Flesh Field – “Strain”

Flesh Field

Category: Industrial
Album: Strain

Industrial music used to be cool. There was a day when it was an edgy reflection of the dark parts of our society, harsh, unforgiving, defiant, rebellious. It got you excited. It raised your blood pressure. It made you want to kick the shit out of someone. It was music that you could just rock the fuck out to. Even the worst industrial bands still made an emotional connection, tried to get the blood pumping, the mind involved, and an emotional response (usually anger) from the listener.

Today our music is bland pastiche of electronic noise and beats mixed with the trappings of a variety of synthpop or repetitive dance beats run through severe distortion and covered in grainy samples. Gone are the days that music made you feel something, something more than a lukewarm happiness or a general sense of enjoyment. Today’s industrial has left behind the tradition of being the rebellious sister genre of punk and has instead become the sister genre of electroclash, an 80’s throwback genre more interested in dance beats and techno affectations than the roots of what made the music cool.

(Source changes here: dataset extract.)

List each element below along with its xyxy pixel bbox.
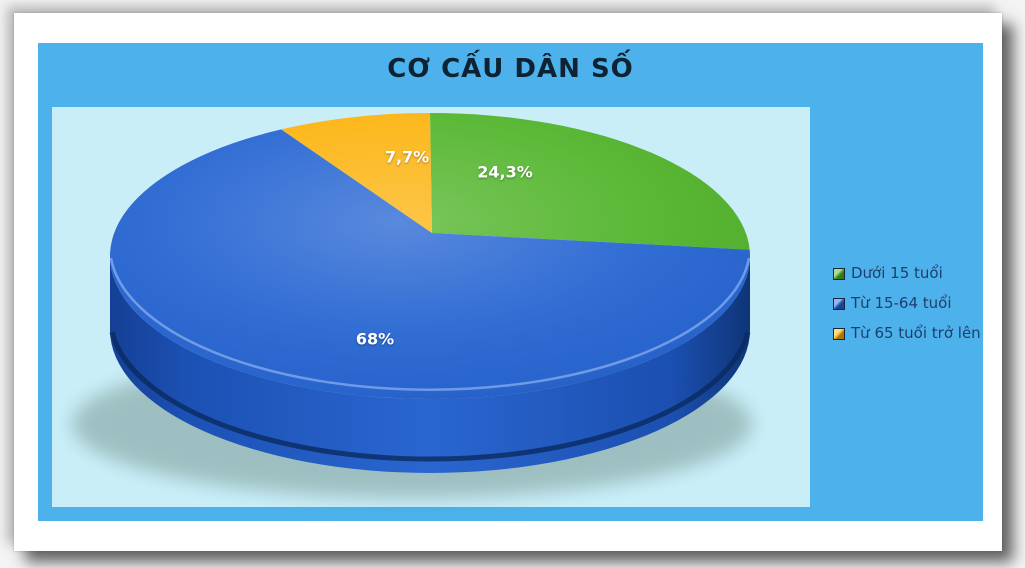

But some artists try defiantly to stay cool, to give the listener something more than the same clichés and melodramatic pop songs. They are fewer and more far between than ever. And they are considered dinosaurs of the 90’s, music that no one in our community wants. Industrial-rock is for kids and losers and metalheads.

But Flesh Field is bringing it back in a day and age when there is hardly youth in the scene anymore. Their peers are bands that have existed for 10 years or more and they easily stand shoulder-to-shoulder with them while all the other groups from this era churn out a thin gruel of industrial-rock mainly consisting of nu-metal with a sequencer backdrop.

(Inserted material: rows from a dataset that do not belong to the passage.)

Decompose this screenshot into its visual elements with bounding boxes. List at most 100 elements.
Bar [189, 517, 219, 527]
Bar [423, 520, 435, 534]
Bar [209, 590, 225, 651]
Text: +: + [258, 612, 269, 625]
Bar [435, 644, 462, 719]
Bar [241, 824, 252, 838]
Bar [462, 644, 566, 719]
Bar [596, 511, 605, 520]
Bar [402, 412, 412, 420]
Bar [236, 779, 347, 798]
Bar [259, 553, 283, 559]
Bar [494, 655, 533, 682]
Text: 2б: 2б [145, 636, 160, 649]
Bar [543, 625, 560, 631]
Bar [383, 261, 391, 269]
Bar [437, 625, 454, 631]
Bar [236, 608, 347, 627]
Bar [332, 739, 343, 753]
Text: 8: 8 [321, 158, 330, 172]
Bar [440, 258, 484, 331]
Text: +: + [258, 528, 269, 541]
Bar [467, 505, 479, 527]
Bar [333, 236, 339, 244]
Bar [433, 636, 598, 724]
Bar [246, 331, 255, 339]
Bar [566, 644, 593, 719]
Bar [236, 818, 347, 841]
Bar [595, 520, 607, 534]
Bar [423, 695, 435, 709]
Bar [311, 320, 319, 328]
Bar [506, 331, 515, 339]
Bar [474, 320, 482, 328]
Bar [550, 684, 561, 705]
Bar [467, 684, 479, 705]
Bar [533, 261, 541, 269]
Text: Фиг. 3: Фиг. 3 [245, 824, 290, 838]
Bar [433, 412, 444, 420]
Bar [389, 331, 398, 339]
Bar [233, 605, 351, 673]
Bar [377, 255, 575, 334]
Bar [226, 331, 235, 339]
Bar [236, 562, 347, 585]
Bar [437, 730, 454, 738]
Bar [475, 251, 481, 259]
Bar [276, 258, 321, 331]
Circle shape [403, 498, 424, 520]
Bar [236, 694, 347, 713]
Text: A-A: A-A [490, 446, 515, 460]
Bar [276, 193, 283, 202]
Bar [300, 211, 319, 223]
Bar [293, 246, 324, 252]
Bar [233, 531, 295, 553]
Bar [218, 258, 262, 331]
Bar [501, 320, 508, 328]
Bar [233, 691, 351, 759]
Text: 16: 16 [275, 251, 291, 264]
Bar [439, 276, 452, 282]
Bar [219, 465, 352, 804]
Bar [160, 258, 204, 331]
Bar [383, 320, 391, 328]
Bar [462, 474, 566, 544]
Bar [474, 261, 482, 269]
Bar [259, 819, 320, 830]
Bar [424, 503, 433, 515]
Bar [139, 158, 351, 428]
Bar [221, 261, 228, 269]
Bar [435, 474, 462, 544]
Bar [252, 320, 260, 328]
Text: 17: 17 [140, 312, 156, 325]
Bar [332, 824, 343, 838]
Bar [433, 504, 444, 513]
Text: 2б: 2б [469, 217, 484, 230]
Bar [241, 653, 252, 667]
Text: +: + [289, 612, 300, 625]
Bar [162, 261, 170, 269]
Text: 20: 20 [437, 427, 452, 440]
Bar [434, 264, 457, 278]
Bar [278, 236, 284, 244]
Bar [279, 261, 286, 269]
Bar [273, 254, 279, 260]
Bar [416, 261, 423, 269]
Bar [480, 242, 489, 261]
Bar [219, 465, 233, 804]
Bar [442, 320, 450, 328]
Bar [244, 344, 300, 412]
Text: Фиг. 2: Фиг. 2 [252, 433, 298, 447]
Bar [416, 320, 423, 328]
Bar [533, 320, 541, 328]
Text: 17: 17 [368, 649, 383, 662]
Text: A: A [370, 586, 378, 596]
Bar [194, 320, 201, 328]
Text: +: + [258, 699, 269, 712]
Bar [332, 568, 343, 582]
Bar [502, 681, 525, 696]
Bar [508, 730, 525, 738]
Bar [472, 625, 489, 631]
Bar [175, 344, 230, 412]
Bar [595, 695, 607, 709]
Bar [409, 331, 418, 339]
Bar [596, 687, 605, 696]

Flesh Field’s Strain brings a cyberpunk sheen back to the genre. Some of the songwriting is not perfect. The male vocals are mixed fairly low and are a bit too deep into the mix for my liking. But all the right things about Strain that work more than make up for the few things that don’t.

This album sees the addition of a female vocalist to the group, something that I usually prefer to avoid. I’ve never liked female vocalists, but Wendy Yanko handles her vocal duties with a gentle touch, keeping it well within the bounds of becoming a metal vocalist or an ethereal goth crooner. Wendy and Ian Ross craft fantastic songs that may not be the catchiest that I’ve ever heard, but deliver with more ingenuity than I’ve seen in years.

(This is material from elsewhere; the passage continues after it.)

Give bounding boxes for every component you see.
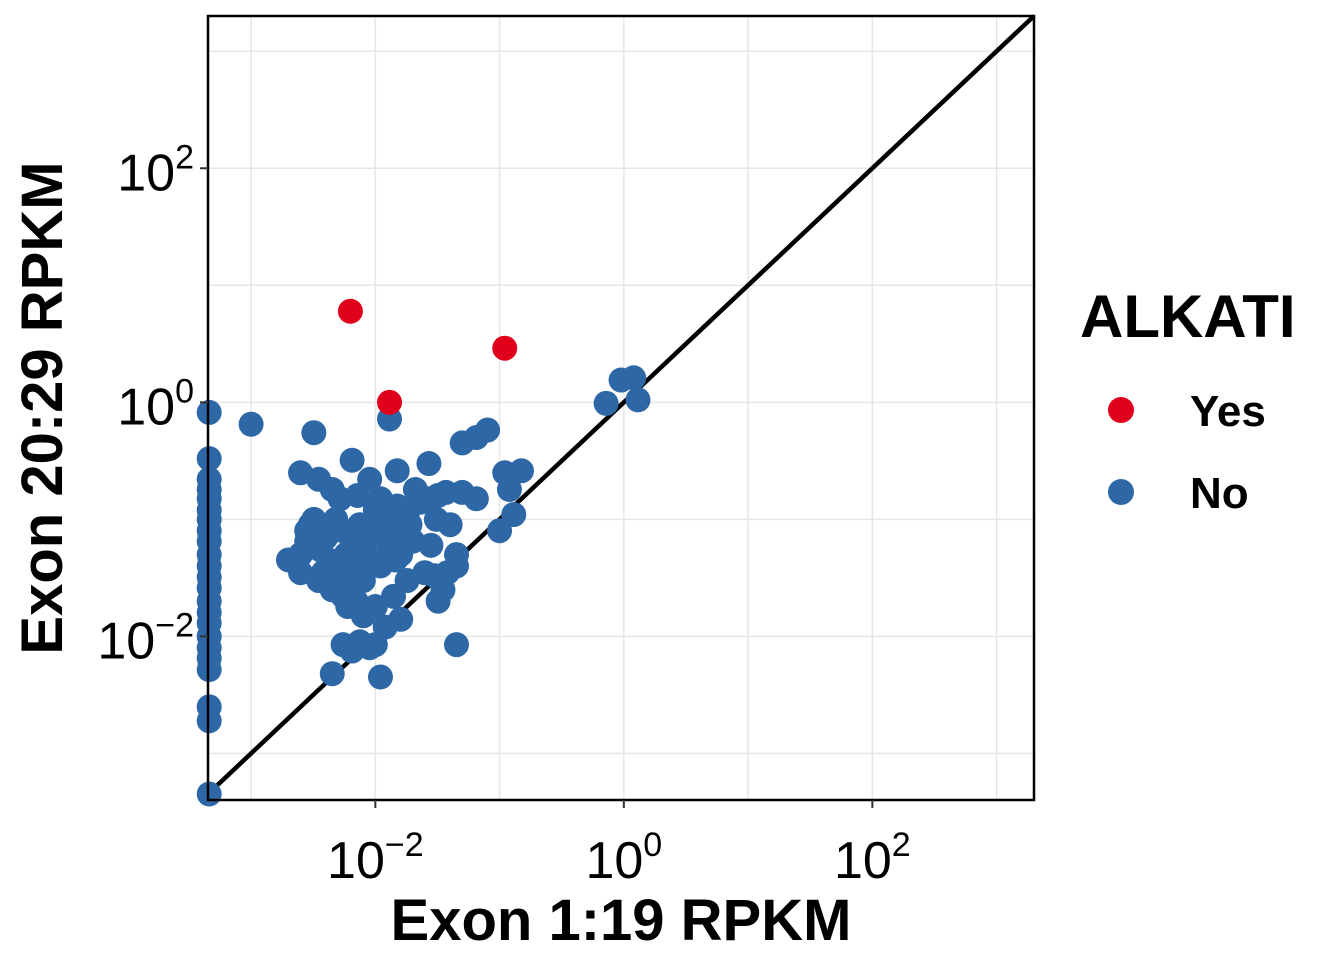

Flesh Field favors orchestral samples mixed in with their unabashed electro-rock. I swear that one of the tracks features bits swiped directly from the score of the movie Titus. The mix of styles is very good and the touches of EBM, powernoise, and classical all blend into the rock in a way that suits the listener best.

Don’t be fooled by Metropolis’ name on this CD. This is not an EBM album, no matter what you might be told. The songs are all written like rock anthems, the drums are very organic and aren’t crippled by the hindrance of dance programming, and the guitar stays in the middle region between background instrument and overuse, exactly where it should be. The band finds more of a contemporary in Celldweller, whose music I believe it most closely mimics, than in any of the roster of Metropolis.

If one is inclined to look back fondly on the bygone days of industrial-rock bringing real feelings, passion, and drive to music, then this a CD that warrants your attention, hopefully the first in a new breed of musicians and albums that will bring the coolness back to industrial. If that’s not what you’re looking for, well, I don’t think that there’s any hope left for you.